Christmas Tree Lights
A fir tree lot
three kids run wild searching
the biggest, the fullest, the tallest
reined in by one to fit
our living room.
Mother, indecisive in the face
of choosing ham or baloney,
finding fault with leaning
and bald spots,
left it up to Father, our decider.
He cut it down.
We waited with baited breath
forbidden speech or helping
Father balanced it in the tree stand,
bald spot to the wall,
anxious hour for the branches
surrendering to gravity
before the weaving of the lights
within the branches
Father’s part of the ritual
complete with scratched arms
of season sacrifice.
Mother’s role in the ritual began
sorting bulbs out to her acolyte children
little, middle, and oldest
matched to tree height
reds, golds, silvers, blues, whites
shining in the reflections of the
vines of lights.
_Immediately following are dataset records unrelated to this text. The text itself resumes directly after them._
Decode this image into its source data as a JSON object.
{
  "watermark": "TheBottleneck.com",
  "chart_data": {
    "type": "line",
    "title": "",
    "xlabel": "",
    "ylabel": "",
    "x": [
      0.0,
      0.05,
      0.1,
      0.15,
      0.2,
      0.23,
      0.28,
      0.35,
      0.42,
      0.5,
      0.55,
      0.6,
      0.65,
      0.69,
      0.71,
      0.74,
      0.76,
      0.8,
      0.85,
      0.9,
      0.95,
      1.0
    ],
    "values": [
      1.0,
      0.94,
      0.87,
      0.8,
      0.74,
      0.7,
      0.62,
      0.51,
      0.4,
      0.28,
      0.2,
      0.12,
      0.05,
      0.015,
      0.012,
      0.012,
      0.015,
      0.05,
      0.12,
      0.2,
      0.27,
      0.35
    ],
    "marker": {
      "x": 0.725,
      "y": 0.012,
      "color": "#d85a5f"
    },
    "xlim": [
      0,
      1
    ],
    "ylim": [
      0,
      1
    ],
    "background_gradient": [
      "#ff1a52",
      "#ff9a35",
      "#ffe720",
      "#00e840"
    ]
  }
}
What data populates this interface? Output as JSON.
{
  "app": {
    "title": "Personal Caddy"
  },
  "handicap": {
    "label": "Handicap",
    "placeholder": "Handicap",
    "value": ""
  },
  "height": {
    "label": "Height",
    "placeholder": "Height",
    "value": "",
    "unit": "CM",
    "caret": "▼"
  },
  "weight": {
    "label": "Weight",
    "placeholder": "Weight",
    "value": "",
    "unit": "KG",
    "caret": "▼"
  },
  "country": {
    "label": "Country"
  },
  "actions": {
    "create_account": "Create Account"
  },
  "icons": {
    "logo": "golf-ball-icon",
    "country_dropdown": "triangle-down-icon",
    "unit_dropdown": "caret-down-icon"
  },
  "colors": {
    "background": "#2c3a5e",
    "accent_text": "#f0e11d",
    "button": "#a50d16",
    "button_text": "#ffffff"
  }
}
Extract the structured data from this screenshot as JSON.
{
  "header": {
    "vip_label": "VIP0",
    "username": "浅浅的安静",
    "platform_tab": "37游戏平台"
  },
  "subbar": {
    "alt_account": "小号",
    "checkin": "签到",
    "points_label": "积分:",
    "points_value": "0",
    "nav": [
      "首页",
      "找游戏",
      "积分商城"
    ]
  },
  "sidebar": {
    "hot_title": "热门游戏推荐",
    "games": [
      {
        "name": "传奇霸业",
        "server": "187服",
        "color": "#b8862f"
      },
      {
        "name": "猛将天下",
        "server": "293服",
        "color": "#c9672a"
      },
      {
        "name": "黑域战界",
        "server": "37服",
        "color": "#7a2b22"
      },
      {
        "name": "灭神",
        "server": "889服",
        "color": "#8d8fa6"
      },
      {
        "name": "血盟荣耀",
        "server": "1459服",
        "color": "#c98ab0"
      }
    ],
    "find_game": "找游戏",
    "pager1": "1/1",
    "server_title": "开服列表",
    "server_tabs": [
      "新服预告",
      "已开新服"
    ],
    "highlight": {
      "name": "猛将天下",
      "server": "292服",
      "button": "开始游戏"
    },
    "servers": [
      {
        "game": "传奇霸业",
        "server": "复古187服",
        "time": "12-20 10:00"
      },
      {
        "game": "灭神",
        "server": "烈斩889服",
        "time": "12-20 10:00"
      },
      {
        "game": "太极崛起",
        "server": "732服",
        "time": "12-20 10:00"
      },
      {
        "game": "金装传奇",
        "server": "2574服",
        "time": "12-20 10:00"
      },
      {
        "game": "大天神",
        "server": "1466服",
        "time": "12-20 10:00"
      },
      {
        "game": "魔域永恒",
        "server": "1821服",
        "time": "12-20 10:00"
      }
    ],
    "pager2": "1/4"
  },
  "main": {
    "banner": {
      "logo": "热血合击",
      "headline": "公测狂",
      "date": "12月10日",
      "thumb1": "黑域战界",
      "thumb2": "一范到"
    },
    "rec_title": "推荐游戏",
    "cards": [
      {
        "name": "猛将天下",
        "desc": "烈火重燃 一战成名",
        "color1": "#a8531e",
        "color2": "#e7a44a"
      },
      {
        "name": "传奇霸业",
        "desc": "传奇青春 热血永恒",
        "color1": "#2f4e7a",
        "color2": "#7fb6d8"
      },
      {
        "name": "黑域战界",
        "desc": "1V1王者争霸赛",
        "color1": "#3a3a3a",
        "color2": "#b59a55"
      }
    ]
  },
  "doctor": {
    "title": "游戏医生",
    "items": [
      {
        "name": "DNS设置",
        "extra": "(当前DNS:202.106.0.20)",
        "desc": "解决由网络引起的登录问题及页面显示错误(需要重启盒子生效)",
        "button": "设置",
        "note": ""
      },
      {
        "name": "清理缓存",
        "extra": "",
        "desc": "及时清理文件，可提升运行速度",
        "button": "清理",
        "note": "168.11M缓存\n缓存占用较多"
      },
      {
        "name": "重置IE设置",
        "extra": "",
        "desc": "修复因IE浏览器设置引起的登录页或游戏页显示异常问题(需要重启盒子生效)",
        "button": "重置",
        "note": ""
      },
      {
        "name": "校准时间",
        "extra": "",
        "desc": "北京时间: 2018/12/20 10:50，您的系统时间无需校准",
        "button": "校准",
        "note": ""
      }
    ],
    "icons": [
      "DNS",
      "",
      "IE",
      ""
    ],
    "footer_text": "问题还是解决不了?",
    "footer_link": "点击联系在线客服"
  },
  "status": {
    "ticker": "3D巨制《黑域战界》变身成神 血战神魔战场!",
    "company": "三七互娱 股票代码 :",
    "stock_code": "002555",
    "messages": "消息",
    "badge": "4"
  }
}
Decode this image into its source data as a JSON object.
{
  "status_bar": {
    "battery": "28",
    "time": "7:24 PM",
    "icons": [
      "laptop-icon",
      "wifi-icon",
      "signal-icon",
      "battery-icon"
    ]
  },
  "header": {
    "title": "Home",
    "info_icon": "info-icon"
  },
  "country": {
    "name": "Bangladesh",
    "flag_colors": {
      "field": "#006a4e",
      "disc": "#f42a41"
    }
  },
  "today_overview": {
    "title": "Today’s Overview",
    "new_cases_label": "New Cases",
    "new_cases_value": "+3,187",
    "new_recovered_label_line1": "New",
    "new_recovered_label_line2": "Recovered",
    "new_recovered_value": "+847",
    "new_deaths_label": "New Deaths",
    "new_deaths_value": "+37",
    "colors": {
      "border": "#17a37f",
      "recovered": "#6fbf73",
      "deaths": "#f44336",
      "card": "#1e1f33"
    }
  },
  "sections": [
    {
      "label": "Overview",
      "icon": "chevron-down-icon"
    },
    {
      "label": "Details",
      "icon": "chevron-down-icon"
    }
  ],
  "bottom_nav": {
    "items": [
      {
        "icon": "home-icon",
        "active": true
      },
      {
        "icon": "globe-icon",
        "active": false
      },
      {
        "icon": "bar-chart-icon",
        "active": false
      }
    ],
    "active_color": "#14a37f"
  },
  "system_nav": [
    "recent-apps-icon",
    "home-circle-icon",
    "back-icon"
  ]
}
Artificial snow
dribbled out in long spider webs
white misty garlands
But ah, the beauty returning
after the midnight service
of carols and worship,
family in the community,
grateful for the Birth of love
and the glory of that bright tree
in he dark and cold
shining in our eyes
and hearts
the brilliance of its lights.
Biography:
Poet Victoria Crawford celebrates Easter with words breathed with joy. Her poems have appeared in Time of Singing, Flesh of the Heart, The Lyric, and other journals.
Thanks, Victoria, for this Christmas poem full of memories and absent any sentiment: an invitation to travel back to those times when we learned the comforts of ritual.